TL;DR notes from articles I read today.
How to test serverless apps
- Most of what goes wrong in serverless architecture lie in the configuration of functions: event sources, timeouts, memory, IAM permissions, etc. With functions being stateless, the number of integration points also increases, so you need more integration tests than unit or end-to-end testing.
- The first stage of testing should be local tests, for which you can: run the Node.js function inside a wrapper. Invoke functions locally using tools such as Serverless framework or AWS SAM local. Use docker-lambda to simulate an AWS Lambda environment locally. Use local-stack to simulate AWS services locally. However, none of these simulate IAM permissions or API authentication.
- The second stage is unit tests. If you have a complex piece of business logic, you should encapsulate it into a module and test it as a unit.
- Use integration testing to test code against external services you depend on, such as DynamoDB or S3. Run these tests against real DynamoDB tables or S3 buckets, and not mocks and stubs. Keep the same assumptions as of the code.
- Once the local tests have checked your code, move to acceptance testing: whether functions have the right permissions, timeout settings, memory, API Gateway event sourcing, etc. Do this after deploying.
- Finally, if your serverless application is used by a UI client directly or indirectly, make sure your changes are compatible with the client - you can have a QA team test this manually or use an automated test framework
- Once deployed, you should still use robust monitoring and error reporting tools for issues developing in production.
Full post here, 6 mins read
What is legacy code? Is it code without tests?
- The definition of legacy code as code without tests comes from Michael Feathers’ Working Effectively with Legacy Code.
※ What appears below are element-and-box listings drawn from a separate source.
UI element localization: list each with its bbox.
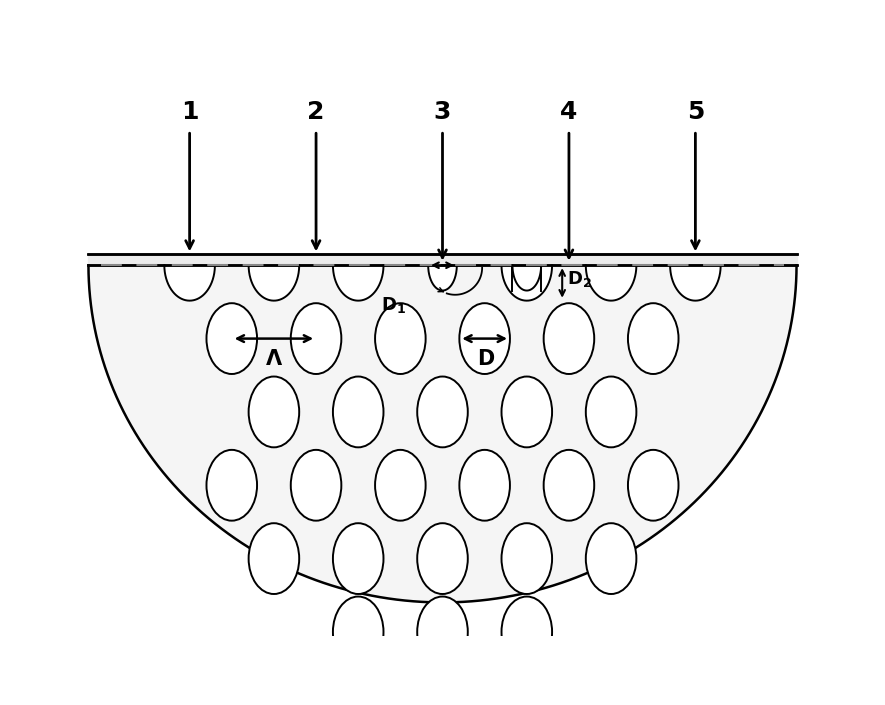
- Ellipse shape: [417, 596, 468, 668]
- Text: $\mathbf{\Lambda}$: $\mathbf{\Lambda}$: [265, 349, 283, 369]
- Ellipse shape: [459, 303, 510, 374]
- Ellipse shape: [291, 303, 342, 374]
- Ellipse shape: [628, 450, 679, 521]
- Ellipse shape: [206, 450, 257, 521]
- Ellipse shape: [417, 523, 468, 594]
- Text: 3: 3: [434, 99, 451, 123]
- Ellipse shape: [291, 450, 342, 521]
- Polygon shape: [88, 265, 796, 603]
- Ellipse shape: [502, 596, 552, 668]
- Ellipse shape: [543, 450, 594, 521]
- Ellipse shape: [586, 523, 636, 594]
- Ellipse shape: [249, 376, 299, 448]
- Text: 4: 4: [560, 99, 578, 123]
- Text: 1: 1: [181, 99, 198, 123]
- Text: 2: 2: [307, 99, 325, 123]
- Ellipse shape: [502, 523, 552, 594]
- Ellipse shape: [459, 450, 510, 521]
- Ellipse shape: [375, 303, 426, 374]
- Polygon shape: [502, 265, 552, 300]
- Text: $\mathbf{D_1}$: $\mathbf{D_1}$: [381, 295, 406, 314]
- Ellipse shape: [628, 303, 679, 374]
- Polygon shape: [249, 265, 299, 300]
- Polygon shape: [428, 265, 457, 290]
- Polygon shape: [165, 265, 215, 300]
- Ellipse shape: [417, 376, 468, 448]
- Ellipse shape: [543, 303, 594, 374]
- Ellipse shape: [333, 596, 383, 668]
- Text: $\mathbf{D}$: $\mathbf{D}$: [477, 349, 496, 369]
- Ellipse shape: [333, 376, 383, 448]
- Ellipse shape: [333, 523, 383, 594]
- Ellipse shape: [502, 376, 552, 448]
- Polygon shape: [586, 265, 636, 300]
- Ellipse shape: [375, 450, 426, 521]
- Ellipse shape: [586, 376, 636, 448]
- Ellipse shape: [249, 523, 299, 594]
- Polygon shape: [333, 265, 383, 300]
- Ellipse shape: [206, 303, 257, 374]
- Polygon shape: [670, 265, 720, 300]
- Text: $\mathbf{D_2}$: $\mathbf{D_2}$: [567, 269, 592, 289]
- Text: 5: 5: [687, 99, 704, 123]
- An alternative definition is valuable code that is difficult to change (you are afraid you might break existing behavior) because you struggle to understand it.
- You overestimate the complexity of unfamiliar code or code you don’t remember why you wrote. Sometimes it gets better after working with it a few months.
- Having tests is not enough, good tests make you confident about changing unfamiliar code but poor tests don’t.
- A recipe for legacy code is multiple people working on a codebase, over a long period, with conflicting requirements, under time pressure. This happens because knowledge is always imperfect and you take shortcuts to meet deadlines until every move introduces a bug and new features take ages to implement.
- Finally, ‘legacy code’ is a matter of personal perspective: it depends on your understanding of the code and your feelings about changing it.